History Show all quoted text
  Thu Aug 15 17:16:28 2019 sloane [...] cpanel.net - Ticket created
Subject: Devel::QuickCover segfaults if a function resulting from a typeglob alias is called after the original is undefined
Date: Thu, 15 Aug 2019 16:16:10 -0500
To: bug-Devel-QuickCover [...] rt.cpan.org
From: Sloane Bernstein <sloane [...] cpanel.net>
If a function is given a typeglob alias by assigning a reference of that function to the typeglob, then the original symbol is undefined, Perl will segfault inside of Devel::QuickCover as a result of a null pointer when the function is invoked as its alias.
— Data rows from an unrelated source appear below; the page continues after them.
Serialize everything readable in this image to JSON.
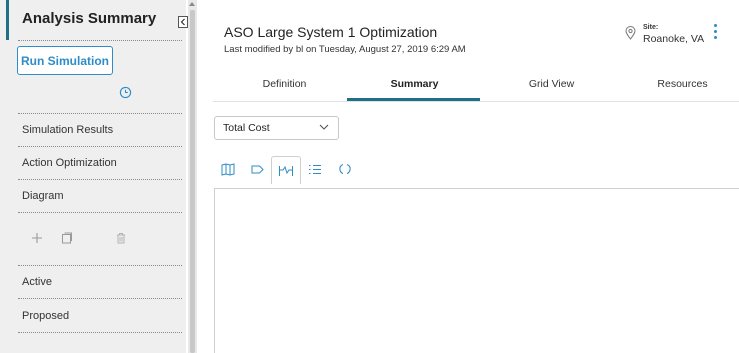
{
  "sidebar": {
    "title": "Analysis Summary",
    "run_button": "Run Simulation",
    "nav_items": [
      "Simulation Results",
      "Action Optimization",
      "Diagram"
    ],
    "status_items": [
      "Active",
      "Proposed"
    ]
  },
  "header": {
    "title": "ASO Large System 1 Optimization",
    "last_modified": "Last modified by bl on Tuesday, August 27, 2019 6:29 AM",
    "site_label": "Site:",
    "site_value": "Roanoke, VA"
  },
  "tabs": [
    {
      "label": "Definition",
      "active": false
    },
    {
      "label": "Summary",
      "active": true
    },
    {
      "label": "Grid View",
      "active": false
    },
    {
      "label": "Resources",
      "active": false
    }
  ],
  "dropdown": {
    "selected": "Total Cost"
  },
  "toolbar": {
    "tools": [
      "map-icon",
      "tag-icon",
      "chart-range-icon",
      "list-icon",
      "refresh-icon"
    ],
    "active_tool": "chart-range-icon"
  },
  "colors": {
    "accent": "#1f6f86",
    "link_blue": "#2e8cc6",
    "sidebar_bg": "#efefef"
  }
}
Specifically, consider the following program: ======================================================================== # cat bad.pl sub a { 0; } sub b { 1; } *a = \&b; my ( $a_ref, $b_ref ) = ( \&a, \&b ); print "$a_ref, $b_ref\n"; undef *b if $ARGV[1]; $a_ref = \&a; print "$a_ref\n"; my $i = a(); print "$i\n”; ======================================================================== The expected result of the program under all cases is that $i will be assigned the value 1. However, if Devel::QuickCover is included when an argument is passed (which causes the original &b to become undefined), Perl will segfault: ======================================================================== [root@sandbox ~]# perl bad.pl -- CODE(0xdeecd0), CODE(0xdeecd0) CODE(0xdeecd0) 1 [root@sandbox ~]# perl bad.pl -- undefine CODE(0x1dfac98), CODE(0x1dfac98) CODE(0x1dfac98) 1 [root@sandbox ~]# perl -MDevel::QuickCover bad.pl -- CODE(0x1976ce0), CODE(0x1976ce0) CODE(0x1976ce0) 1 [root@sandbox ~]# perl -MDevel::QuickCover bad.pl -- undefine CODE(0x2276cc8), CODE(0x2276cc8) CODE(0x2276cc8) Segmentation fault ======================================================================== The immediate cause of the segfault is that the file variable is NULL when add_covered_sub_helper() in quickcover.xs is called: ======================================================================== static void add_covered_sub_helper(pTHX_ CoverList* cover, const char* file, const char* name, U32 line, int phase) { U32 file_hash, name_hash; PERL_HASH(file_hash, file, strlen(file)); PERL_HASH(name_hash, name, strlen(name)); cover_sub_add_covered_sub(cover, file, file_hash, name, name_hash, line, phase); } ======================================================================== I have reproduced this with a custom build of Perl 5.28.0 and Devel::QuickCover 0.900010 on CentOS 7.6, as well as the system build of Perl 5.22.2 and CPAN build of Devel::QuickCover 0.900014 on Slackware 14.2.
Download smime.p7s
application/pkcs7-signature 3.9k

Message body not shown because it is not plain text.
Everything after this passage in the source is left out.